Broken glass has always been a slight problem, according to Sara Rich Dorman, but this is the first time she’s seen it get to this extent.
HARBOUR GRACE, NL —A walking trail in Harbour Grace has been littered with broken glass, and one visitor is not pleased about it.
Sara Rich Dorman is a Newfoundlander living in Scotland, but visits Harbour Grace during the summer season to see her parents.
Berry picking and hiking are some of her favourite activities to partake in during her trips home, but this time, Dorman said she didn’t feel safe walking along one of the town’s trails.
Dorman told The Compass that she and her children were walking along one of Harbour Grace’s trails, located behind the RCMP building, just off of Alberta Drive. The trail in question is not a maintained one.
Usually, the family outing involves a leisurely stroll and a search for blueberries and partridge berries. Due to an excessive amount of broken glass along the trail, however, the annual activity got cut short.
“There’s always some broken glass around there. People go camping or something, leave a few bottles, some probably break, that’s not really a big deal,” said Dorman. “But this time, the glass was scattered all over the trail, right where people walk, and there was so, so much more than usual. It was like someone deliberately broke a bunch of bottles and scattered it across the path.”
Dorman described the scene as a layer of glass, noting that it was sad to see the state of the trail, especially compared to previous years.

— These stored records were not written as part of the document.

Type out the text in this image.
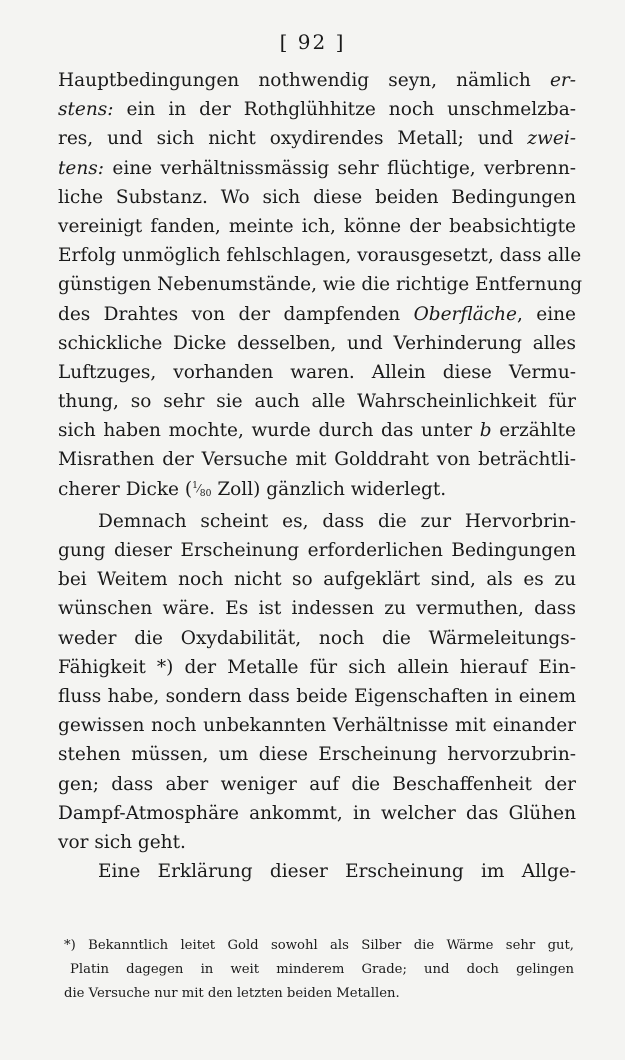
[ 92 ]
Hauptbedingungen nothwendig seyn, nämlich er-
stens: ein in der Rothglühhitze noch unschmelzba-
res, und sich nicht oxydirendes Metall; und zwei-
tens: eine verhältnissmässig sehr flüchtige, verbrenn-
liche Substanz. Wo sich diese beiden Bedingungen
vereinigt fanden, meinte ich, könne der beabsichtigte
Erfolg unmöglich fehlschlagen, vorausgesetzt, dass alle
günstigen Nebenumstände, wie die richtige Entfernung
des Drahtes von der dampfenden Oberfläche, eine
schickliche Dicke desselben, und Verhinderung alles
Luftzuges, vorhanden waren. Allein diese Vermu-
thung, so sehr sie auch alle Wahrscheinlichkeit für
sich haben mochte, wurde durch das unter b erzählte
Misrathen der Versuche mit Golddraht von beträchtli-
cherer Dicke ($^1⁄_{80}$ Zoll) gänzlich widerlegt.
Demnach scheint es, dass die zur Hervorbrin-
gung dieser Erscheinung erforderlichen Bedingungen
bei Weitem noch nicht so aufgeklärt sind, als es zu
wünschen wäre. Es ist indessen zu vermuthen, dass
weder die Oxydabilität, noch die Wärmeleitungs-
Fähigkeit *) der Metalle für sich allein hierauf Ein-
fluss habe, sondern dass beide Eigenschaften in einem
gewissen noch unbekannten Verhältnisse mit einander
stehen müssen, um diese Erscheinung hervorzubrin-
gen; dass aber weniger auf die Beschaffenheit der
Dampf-Atmosphäre ankommt, in welcher das Glühen
vor sich geht.
Eine Erklärung dieser Erscheinung im Allge-
*) Bekanntlich leitet Gold sowohl als Silber die Wärme sehr gut,
Platin dagegen in weit minderem Grade; und doch gelingen
die Versuche nur mit den letzten beiden Metallen.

“I think it’s safe to say that almost everywhere you go on a hike, you’re going to see some litter here and there,” Dorman added. “When people go camping, sometimes broken glass is a result of that. That’s something I can live with, me and the kids can usually ignore it and move on. But this looks intentional. It’s really a shame, and very dangerous.”
Dorman added that the area is usually a good spot for berry pickers, specifically for those looking for partridge berries, but would advise anyone going into the area to proceed with caution.
The trail in question is often frequented by ATVs, as well as the occasional fellow walker, according to Dorman, who added that she’d like to see a bigger effort put in place by council to avoid such situations for the sake of the people who use the trail year-round.
“I’m only here during the summer, but I think it’s important that these kinds of things get looked after, especially for the people who live here that might go there more often than I can.”